Kenya : la Cour suprême ravive les tensions en relançant le controversé projet de loi de finances 2023
La Cour suprême du Kenya vient de raviver les tensions en réhabilitant le projet de loi de finances 2023, une décision qui relance le débat houleux autour de la fiscalité et du coût de la vie dans le pays. Ce texte, soutenu par le gouvernement de William Ruto, avait provoqué une vive contestation populaire, principalement en raison des hausses d'impôts et de la réduction des subventions, mesures qui touchent de plein fouet les ménages modestes et la classe moyenne kényane.
La Cour suprême, arbitre d’un bras de fer économique et social
La validation du projet par la Cour suprême renforce le pouvoir exécutif, permettant au président Ruto de mettre en place une réforme économique controversée qui vise, selon lui, à « stabiliser » les finances publiques et attirer des investissements étrangers. Cependant, pour de nombreux Kényans, cette décision symbolise une rupture avec les engagements de campagne de Ruto, qui avait promis une économie plus favorable aux citoyens en difficulté. Le projet de loi inclut notamment une augmentation de la TVA sur les carburants et des taxes additionnelles sur les télécommunications et l'immobilier, des secteurs vitaux pour une grande partie de la population.
Cette décision de justice intervient après plusieurs mois de débats acharnés. Les opposants au texte ont maintes fois exprimé leur inquiétude face à l’aggravation des conditions de vie, estimant que le projet de loi exacerbera la pauvreté en rendant de nombreux produits et services inaccessibles pour les plus vulnérables. Les syndicats, les organisations de la société civile et une partie de l’opposition politique avaient d’ailleurs massivement dénoncé ce texte, qualifiant la hausse des taxes d’injuste et de déconnectée des réalités des ménages kényans.
Un projet de loi symbole des contradictions de l'administration Ruto
La posture du président Ruto vis-à-vis de cette réforme fiscale ne fait qu’accentuer les critiques, car il avait initialement promis une politique économique favorable aux travailleurs et aux petites entreprises. Or, ce projet de loi, qui alourdit les taxes tout en réduisant les subventions, semble davantage aligné sur des impératifs financiers internationaux que sur les attentes locales. Les soutiens de Ruto affirment néanmoins que ces mesures sont nécessaires pour juguler la dette nationale croissante et renforcer l'autonomie financière du pays.

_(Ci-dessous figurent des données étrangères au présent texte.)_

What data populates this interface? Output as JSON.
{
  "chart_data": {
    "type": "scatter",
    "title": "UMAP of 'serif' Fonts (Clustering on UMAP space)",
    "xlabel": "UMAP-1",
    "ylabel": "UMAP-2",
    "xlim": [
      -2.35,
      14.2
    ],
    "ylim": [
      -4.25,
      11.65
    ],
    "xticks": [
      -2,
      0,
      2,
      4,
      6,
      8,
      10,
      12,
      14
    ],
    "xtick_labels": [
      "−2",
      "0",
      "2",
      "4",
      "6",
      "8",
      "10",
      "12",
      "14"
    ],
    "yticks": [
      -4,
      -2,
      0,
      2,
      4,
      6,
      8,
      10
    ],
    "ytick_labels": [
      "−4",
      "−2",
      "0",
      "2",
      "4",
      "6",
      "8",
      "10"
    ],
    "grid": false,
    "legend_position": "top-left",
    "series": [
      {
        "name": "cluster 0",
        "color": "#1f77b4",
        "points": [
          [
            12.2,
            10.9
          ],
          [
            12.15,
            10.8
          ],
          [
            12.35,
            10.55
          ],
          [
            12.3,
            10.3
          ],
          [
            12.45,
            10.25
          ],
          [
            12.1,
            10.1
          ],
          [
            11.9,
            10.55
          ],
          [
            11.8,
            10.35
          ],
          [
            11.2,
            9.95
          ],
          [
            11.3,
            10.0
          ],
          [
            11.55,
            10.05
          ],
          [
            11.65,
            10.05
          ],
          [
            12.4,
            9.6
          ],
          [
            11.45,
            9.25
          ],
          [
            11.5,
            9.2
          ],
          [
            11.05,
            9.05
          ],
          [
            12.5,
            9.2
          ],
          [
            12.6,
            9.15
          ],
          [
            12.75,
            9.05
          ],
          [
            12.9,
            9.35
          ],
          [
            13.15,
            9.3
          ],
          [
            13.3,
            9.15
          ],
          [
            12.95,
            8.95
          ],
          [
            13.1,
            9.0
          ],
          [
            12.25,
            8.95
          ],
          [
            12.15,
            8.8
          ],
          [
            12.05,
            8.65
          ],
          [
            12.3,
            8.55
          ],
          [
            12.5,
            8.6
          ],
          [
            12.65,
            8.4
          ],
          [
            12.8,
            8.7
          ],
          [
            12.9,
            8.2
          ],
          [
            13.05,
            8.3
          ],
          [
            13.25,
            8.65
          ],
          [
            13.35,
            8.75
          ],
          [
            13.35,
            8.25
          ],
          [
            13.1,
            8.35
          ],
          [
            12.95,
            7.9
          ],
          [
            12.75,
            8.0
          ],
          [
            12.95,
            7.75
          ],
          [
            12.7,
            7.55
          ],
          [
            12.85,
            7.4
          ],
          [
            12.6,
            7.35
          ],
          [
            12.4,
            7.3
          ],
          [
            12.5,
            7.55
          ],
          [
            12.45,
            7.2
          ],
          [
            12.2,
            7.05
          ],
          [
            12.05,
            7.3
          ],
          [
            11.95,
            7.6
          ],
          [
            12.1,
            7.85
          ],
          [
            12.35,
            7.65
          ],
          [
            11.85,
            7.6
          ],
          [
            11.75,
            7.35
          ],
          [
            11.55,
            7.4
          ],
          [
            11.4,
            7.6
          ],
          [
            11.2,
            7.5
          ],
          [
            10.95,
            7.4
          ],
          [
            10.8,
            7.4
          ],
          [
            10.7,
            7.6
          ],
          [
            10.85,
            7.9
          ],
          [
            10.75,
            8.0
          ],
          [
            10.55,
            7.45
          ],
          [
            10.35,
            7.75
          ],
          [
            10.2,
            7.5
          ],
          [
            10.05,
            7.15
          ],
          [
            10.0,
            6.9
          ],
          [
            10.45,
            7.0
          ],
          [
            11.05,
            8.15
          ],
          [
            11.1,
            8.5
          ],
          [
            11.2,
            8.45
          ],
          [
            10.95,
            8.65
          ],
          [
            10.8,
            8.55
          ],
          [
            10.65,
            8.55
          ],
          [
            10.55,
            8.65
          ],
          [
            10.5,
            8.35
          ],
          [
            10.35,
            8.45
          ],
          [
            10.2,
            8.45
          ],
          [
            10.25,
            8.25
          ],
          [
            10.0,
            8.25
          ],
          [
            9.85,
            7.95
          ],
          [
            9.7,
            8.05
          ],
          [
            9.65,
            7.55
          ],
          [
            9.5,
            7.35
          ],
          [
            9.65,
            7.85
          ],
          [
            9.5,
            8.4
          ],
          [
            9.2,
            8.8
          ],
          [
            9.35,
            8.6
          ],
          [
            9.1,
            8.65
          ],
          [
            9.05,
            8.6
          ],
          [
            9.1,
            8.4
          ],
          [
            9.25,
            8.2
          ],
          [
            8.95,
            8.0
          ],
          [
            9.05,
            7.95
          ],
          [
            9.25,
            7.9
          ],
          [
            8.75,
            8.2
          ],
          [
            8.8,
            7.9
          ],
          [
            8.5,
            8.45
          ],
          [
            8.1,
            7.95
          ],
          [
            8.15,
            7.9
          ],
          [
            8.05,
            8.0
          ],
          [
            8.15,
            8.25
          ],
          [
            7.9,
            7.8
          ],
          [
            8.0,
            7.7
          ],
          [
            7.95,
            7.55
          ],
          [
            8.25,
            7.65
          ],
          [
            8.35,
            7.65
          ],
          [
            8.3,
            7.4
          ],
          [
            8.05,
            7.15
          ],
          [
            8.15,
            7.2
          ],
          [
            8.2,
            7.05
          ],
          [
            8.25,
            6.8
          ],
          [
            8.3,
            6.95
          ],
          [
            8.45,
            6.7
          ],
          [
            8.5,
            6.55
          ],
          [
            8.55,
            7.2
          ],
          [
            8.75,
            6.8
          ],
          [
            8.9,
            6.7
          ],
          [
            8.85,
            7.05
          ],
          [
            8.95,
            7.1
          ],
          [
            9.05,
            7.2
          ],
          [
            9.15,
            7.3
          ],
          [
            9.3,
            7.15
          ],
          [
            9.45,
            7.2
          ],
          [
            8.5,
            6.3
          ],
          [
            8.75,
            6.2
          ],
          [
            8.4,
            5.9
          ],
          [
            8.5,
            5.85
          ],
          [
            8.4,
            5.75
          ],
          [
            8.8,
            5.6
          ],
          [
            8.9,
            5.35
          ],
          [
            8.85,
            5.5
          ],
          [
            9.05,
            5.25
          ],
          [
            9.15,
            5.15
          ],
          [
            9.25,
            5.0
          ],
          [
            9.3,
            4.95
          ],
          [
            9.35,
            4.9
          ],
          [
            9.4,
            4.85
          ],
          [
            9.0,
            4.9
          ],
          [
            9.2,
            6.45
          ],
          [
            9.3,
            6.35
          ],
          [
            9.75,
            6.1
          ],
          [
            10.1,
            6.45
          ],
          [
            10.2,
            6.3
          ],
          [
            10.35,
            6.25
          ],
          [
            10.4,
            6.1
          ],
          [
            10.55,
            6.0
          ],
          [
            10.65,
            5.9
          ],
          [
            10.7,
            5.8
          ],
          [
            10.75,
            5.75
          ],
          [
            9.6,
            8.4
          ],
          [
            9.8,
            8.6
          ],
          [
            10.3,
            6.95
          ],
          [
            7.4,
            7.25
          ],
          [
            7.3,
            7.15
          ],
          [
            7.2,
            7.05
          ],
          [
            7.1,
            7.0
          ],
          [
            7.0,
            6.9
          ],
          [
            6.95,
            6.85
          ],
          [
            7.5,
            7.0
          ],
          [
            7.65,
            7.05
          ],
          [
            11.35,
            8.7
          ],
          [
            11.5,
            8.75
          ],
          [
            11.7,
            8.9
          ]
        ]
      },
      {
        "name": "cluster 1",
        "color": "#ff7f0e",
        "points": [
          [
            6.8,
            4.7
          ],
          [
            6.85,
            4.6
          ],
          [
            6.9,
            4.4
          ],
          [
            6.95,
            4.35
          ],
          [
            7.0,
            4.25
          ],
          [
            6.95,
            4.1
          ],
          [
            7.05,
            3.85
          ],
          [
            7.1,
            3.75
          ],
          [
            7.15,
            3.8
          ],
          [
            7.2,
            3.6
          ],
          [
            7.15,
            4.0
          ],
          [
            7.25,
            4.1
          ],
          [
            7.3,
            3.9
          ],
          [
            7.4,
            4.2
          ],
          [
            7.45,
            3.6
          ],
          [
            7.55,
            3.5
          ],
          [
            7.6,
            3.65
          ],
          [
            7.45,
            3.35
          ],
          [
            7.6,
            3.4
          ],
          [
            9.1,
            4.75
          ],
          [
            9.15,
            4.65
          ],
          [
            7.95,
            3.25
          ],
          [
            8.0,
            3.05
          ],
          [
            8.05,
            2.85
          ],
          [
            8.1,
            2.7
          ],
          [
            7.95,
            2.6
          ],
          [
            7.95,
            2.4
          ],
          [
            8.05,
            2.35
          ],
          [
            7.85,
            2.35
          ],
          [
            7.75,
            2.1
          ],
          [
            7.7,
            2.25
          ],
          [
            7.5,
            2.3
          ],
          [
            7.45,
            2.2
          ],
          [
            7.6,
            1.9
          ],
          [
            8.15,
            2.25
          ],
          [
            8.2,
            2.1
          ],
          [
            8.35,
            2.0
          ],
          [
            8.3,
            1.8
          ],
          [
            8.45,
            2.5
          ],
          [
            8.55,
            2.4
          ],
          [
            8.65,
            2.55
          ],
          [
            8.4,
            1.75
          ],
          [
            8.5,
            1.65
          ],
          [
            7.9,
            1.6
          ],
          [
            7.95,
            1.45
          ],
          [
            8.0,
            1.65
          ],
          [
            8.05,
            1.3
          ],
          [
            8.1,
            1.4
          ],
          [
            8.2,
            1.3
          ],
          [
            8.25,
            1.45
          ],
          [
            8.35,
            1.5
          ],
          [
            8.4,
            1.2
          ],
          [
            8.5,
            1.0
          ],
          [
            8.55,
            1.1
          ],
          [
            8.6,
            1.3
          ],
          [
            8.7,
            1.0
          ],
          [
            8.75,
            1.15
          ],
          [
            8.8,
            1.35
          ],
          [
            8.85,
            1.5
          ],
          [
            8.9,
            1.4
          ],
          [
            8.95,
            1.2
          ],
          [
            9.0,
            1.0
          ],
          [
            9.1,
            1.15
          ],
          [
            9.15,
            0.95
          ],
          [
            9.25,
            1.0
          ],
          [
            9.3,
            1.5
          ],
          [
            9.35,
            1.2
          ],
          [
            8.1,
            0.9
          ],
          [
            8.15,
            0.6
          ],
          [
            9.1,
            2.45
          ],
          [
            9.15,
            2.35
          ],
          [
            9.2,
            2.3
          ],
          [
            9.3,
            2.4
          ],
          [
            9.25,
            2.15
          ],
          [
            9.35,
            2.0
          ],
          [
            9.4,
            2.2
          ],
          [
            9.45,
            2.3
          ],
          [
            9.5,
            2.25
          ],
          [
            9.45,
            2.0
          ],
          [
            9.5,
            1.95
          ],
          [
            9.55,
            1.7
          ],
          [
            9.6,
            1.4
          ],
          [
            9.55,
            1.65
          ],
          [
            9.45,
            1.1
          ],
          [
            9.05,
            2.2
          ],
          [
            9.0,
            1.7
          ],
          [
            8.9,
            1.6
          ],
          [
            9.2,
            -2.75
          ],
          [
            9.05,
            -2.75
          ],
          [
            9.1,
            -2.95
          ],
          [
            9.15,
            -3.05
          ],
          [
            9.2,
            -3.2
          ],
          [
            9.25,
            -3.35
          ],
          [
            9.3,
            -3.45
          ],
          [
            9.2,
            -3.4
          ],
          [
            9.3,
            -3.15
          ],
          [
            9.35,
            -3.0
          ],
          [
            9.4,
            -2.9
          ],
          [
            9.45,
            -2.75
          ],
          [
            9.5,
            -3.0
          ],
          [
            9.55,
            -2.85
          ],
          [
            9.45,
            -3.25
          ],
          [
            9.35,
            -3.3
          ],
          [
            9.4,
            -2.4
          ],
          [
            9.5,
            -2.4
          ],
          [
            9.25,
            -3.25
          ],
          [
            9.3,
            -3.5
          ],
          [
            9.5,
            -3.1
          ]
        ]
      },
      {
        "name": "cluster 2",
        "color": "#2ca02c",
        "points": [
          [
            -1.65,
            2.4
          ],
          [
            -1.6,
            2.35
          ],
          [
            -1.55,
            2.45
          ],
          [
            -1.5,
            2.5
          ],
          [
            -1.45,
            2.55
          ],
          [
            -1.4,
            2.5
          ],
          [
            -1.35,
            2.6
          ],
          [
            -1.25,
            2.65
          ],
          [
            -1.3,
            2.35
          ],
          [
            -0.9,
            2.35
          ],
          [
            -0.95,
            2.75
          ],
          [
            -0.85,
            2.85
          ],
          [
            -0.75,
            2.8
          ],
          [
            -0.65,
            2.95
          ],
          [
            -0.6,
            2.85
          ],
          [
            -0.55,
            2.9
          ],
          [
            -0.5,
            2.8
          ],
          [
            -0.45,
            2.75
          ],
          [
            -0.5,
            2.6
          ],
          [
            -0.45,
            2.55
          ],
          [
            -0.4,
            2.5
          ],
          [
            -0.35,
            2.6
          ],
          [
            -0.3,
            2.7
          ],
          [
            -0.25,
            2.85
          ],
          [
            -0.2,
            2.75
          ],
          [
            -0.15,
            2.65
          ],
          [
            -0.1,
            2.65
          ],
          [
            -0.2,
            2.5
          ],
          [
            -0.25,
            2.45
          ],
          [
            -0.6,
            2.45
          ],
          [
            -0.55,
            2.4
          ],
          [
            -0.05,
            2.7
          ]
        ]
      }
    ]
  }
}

Les économistes du gouvernement soulignent que l’augmentation de la TVA et des taxes sur certains secteurs économiques stratégiques est censée injecter de nouveaux revenus dans les caisses publiques, aujourd’hui affaiblies par une dette extérieure importante. Mais les détracteurs de cette stratégie rappellent que ces taxes risquent d’étrangler encore plus les petits entrepreneurs et les consommateurs ordinaires. Des sondages récents montrent que l’opinion publique reste majoritairement opposée à cette loi, estimant qu’elle va à l’encontre des promesses électorales et aggrave une situation économique déjà fragile, marquée par des prix alimentaires en hausse et un chômage préoccupant.
Vers une nouvelle vague de protestations ?
La décision de la Cour suprême pourrait relancer une nouvelle série de manifestations et de mobilisations à travers le Kenya. Au cours de l’année écoulée, plusieurs protestations massives avaient déjà secoué Nairobi et d'autres grandes villes du pays, où les citoyens dénonçaient la flambée des prix et la baisse du pouvoir d'achat. Ces rassemblements pourraient prendre de l'ampleur dans les jours à venir, car l’opposition menée par Raila Odinga et les syndicats ont déjà appelé à des actions de protestation contre la reprise de ce projet de loi.
Le spectre de la désobéissance civile pèse sur le climat social kényan, d’autant que de nombreux leaders communautaires et organisations de la société civile voient dans la validation de ce projet de loi une trahison des promesses de justice sociale et d’équité économique. Ils craignent que la réforme n’introduise des disparités économiques encore plus criantes entre les classes sociales, à un moment où le pays peine à se remettre des impacts de la pandémie de COVID-19 et de la crise climatique qui affecte ses récoltes.
En somme, la Cour suprême du Kenya a, par cette décision, relancé le débat national autour du modèle économique et fiscal du pays. Alors que le gouvernement semble déterminé à avancer avec cette réforme controversée, la société civile et une grande partie des citoyens restent résolus à exprimer leur désaccord face à ce qu’ils perçoivent comme un fardeau fiscal insupportable. Le Kenya s’engage ainsi dans une période où la cohésion sociale pourrait être mise à l’épreuve, alors que chaque camp campe fermement sur ses positions, entre nécessité budgétaire et justice sociale.